The Committee met to consider for adoption the second draft of the Committee report on the 2014 Appropriation Bill.  The Committee had read through and considered the content of the first draft on 15 July.  However, there was considerable discussion about the content and procedure in the current meeting, as the EFF called for alterations and additions to the document. The EFF wanted the insertion of a column to a table produced by the National Treasury, and the highlighting of the decrease of funding for schools infrastructure. The Committee, guided mostly by the Chairperson, countered that changes could not be made to a table produced by the Treasury.

The issue of the reduction of the schools infrastructure grant was also reflected in the Committee observations and recommendations. The Chairperson cautioned against the introduction at such a late stage of new figures, which the EFF was calling for. The primary objective for the day was to adopt a credible and unflawed report that accurately reflected the deliberations of the Committee on stakeholder briefings.  The EFF, and other parties with reservations, could state those during the budget debate.  EFF suggestions would be noted and minuted, and could be returned to at a later stage.

The EFF stated that it did not support adoption of the report, and the DA reserved the right to neither oppose nor support adoption. The Chairperson told the parties that adoption of the report was mandatory, and that it was not a political matter. The Committee had to adopt the report as a committee. Opposition parties could state party positions in the budget debate. Discussion of the above matters proceeded amicably. There were minor changes of spelling, grammar and formulation made to the report.

 

Meeting report

Adoption of Committee Minutes
Committee minutes of 15 and 16 July were read through and adopted without changes.

Consideration and adoption of second draft of Committee report on 2014 Appropriations Bill
The Chairperson reminded the Committee that the report had to be presented to the House on Friday 25 July. The final copy had to be adopted on the day to be ready for the National Assembly presentation.

Mr Tshepo Masoeu, Committee Content Adviser, proceeded to take the Committee through changes to the first draft, which had been underlined in the second draft.

Mr G Gardee (EFF) remarked that there had to be a sentence that would state where the country was coming from, in terms of public debt.  The increase in debt had to be indicated. The amount that the State owed to financiers had to be indicated as a progression.

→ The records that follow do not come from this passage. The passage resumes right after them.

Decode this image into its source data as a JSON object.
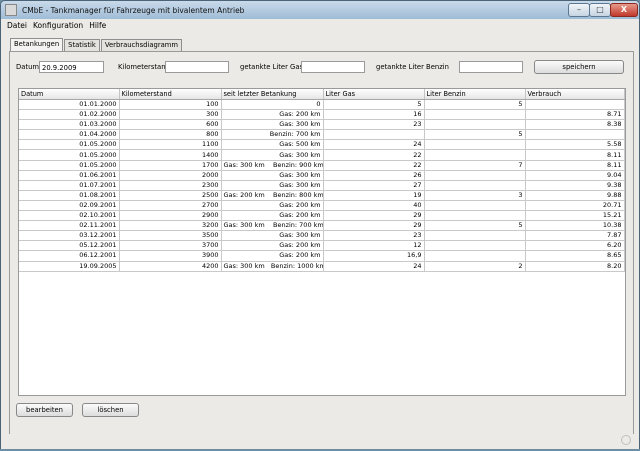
{
  "window": {
    "title": "CMbE - Tankmanager für Fahrzeuge mit bivalentem Antrieb",
    "minimize": "–",
    "maximize": "□",
    "close": "X"
  },
  "menu": [
    "Datei",
    "Konfiguration",
    "Hilfe"
  ],
  "tabs": [
    "Betankungen",
    "Statistik",
    "Verbrauchsdiagramm"
  ],
  "form": {
    "datum_label": "Datum",
    "datum_value": "20.9.2009",
    "km_label": "Kilometerstand",
    "km_value": "",
    "gas_label": "getankte Liter Gas",
    "gas_value": "",
    "benzin_label": "getankte Liter Benzin",
    "benzin_value": "",
    "save_label": "speichern"
  },
  "table": {
    "columns": [
      "Datum",
      "Kilometerstand",
      "seit letzter Betankung",
      "Liter Gas",
      "Liter Benzin",
      "Verbrauch"
    ],
    "rows": [
      [
        "01.01.2000",
        "100",
        "0",
        "5",
        "5",
        ""
      ],
      [
        "01.02.2000",
        "300",
        "Gas: 200 km",
        "16",
        "",
        "8.71"
      ],
      [
        "01.03.2000",
        "600",
        "Gas: 300 km",
        "23",
        "",
        "8.38"
      ],
      [
        "01.04.2000",
        "800",
        "Benzin: 700 km",
        "",
        "5",
        ""
      ],
      [
        "01.05.2000",
        "1100",
        "Gas: 500 km",
        "24",
        "",
        "5.58"
      ],
      [
        "01.05.2000",
        "1400",
        "Gas: 300 km",
        "22",
        "",
        "8.11"
      ],
      [
        "01.05.2000",
        "1700",
        "Gas: 300 km    Benzin: 900 km",
        "22",
        "7",
        "8.11"
      ],
      [
        "01.06.2001",
        "2000",
        "Gas: 300 km",
        "26",
        "",
        "9.04"
      ],
      [
        "01.07.2001",
        "2300",
        "Gas: 300 km",
        "27",
        "",
        "9.38"
      ],
      [
        "01.08.2001",
        "2500",
        "Gas: 200 km    Benzin: 800 km",
        "19",
        "3",
        "9.88"
      ],
      [
        "02.09.2001",
        "2700",
        "Gas: 200 km",
        "40",
        "",
        "20.71"
      ],
      [
        "02.10.2001",
        "2900",
        "Gas: 200 km",
        "29",
        "",
        "15.21"
      ],
      [
        "02.11.2001",
        "3200",
        "Gas: 300 km    Benzin: 700 km",
        "29",
        "5",
        "10.38"
      ],
      [
        "03.12.2001",
        "3500",
        "Gas: 300 km",
        "23",
        "",
        "7.87"
      ],
      [
        "05.12.2001",
        "3700",
        "Gas: 200 km",
        "12",
        "",
        "6.20"
      ],
      [
        "06.12.2001",
        "3900",
        "Gas: 200 km",
        "16,9",
        "",
        "8.65"
      ],
      [
        "19.09.2005",
        "4200",
        "Gas: 300 km   Benzin: 1000 km",
        "24",
        "2",
        "8.20"
      ]
    ]
  },
  "actions": {
    "edit_label": "bearbeiten",
    "delete_label": "löschen"
  }
}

Mr Masoeu agreed that there was no specific reference to the increase in debt in the report.  However, concern over the intergenerational fairness of debt, and with current rather than capital expenditure, had been expressed on page 7 of the report.

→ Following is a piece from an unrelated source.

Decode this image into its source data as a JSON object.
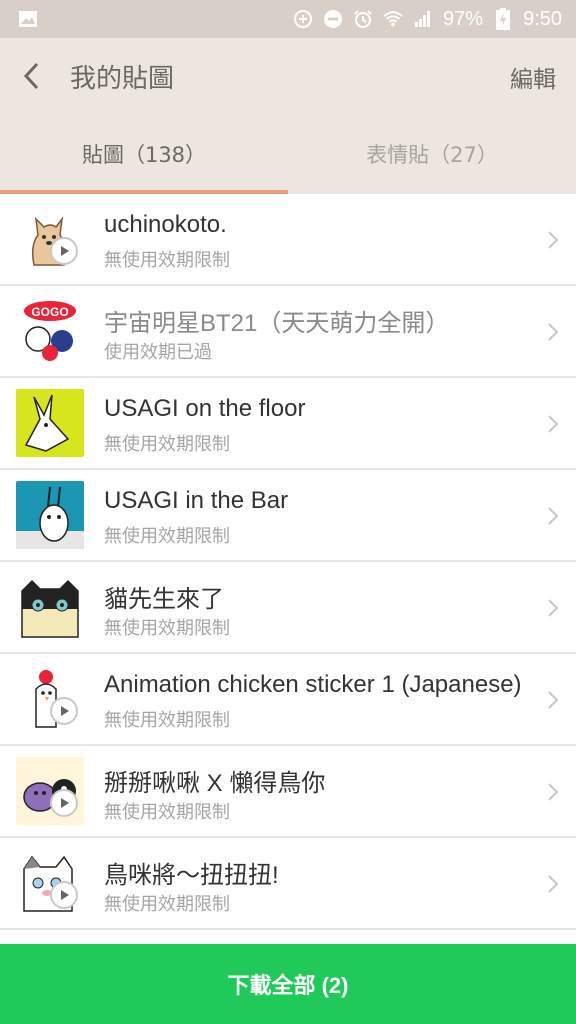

The Chairperson noted that such concerns had also been expressed in the budget review. The matter could be dealt with when page 7 was read through.

Mr Gardee felt that there had to be a sentence alluding to the R231 million taken from school infrastructure funds. The decrease in that funding was despite increases in the overall vote, from R240 to R253 billion. The problem of mud schools was receiving less attention.

The Chairperson said that a reference to expenditure in schools could be inserted.

Mr Masoeu responded that there was reference to that on page 10, paragraph 2.

Mr Gardee said that the matter of the reduced funding had been raised with the Committee by a stakeholder. It had been noted by the Content Adviser, but it had to be elevated, analysed, and singled out for attention.  The content and overview of the Bill had to state what had been elevated.

Dr C Madlopha (ANC) remarked that whatever the Committee raised had to be done in a structured manner. She suggested that the reading be gone through page by page, and that the discussion on the school infrastructure funds be deferred until the appropriate page was reached.

Mr M Figg (DA) said that funds would be used from money returned. The budget had not been returned.

Mr N Gcwabaza (ANC) agreed that the discussion had to proceed page by page. He could recollect that the Financial and Fiscal Commission (FFC) had pointed to a shift of money from the infrastructure building programme. Concerns had been raised.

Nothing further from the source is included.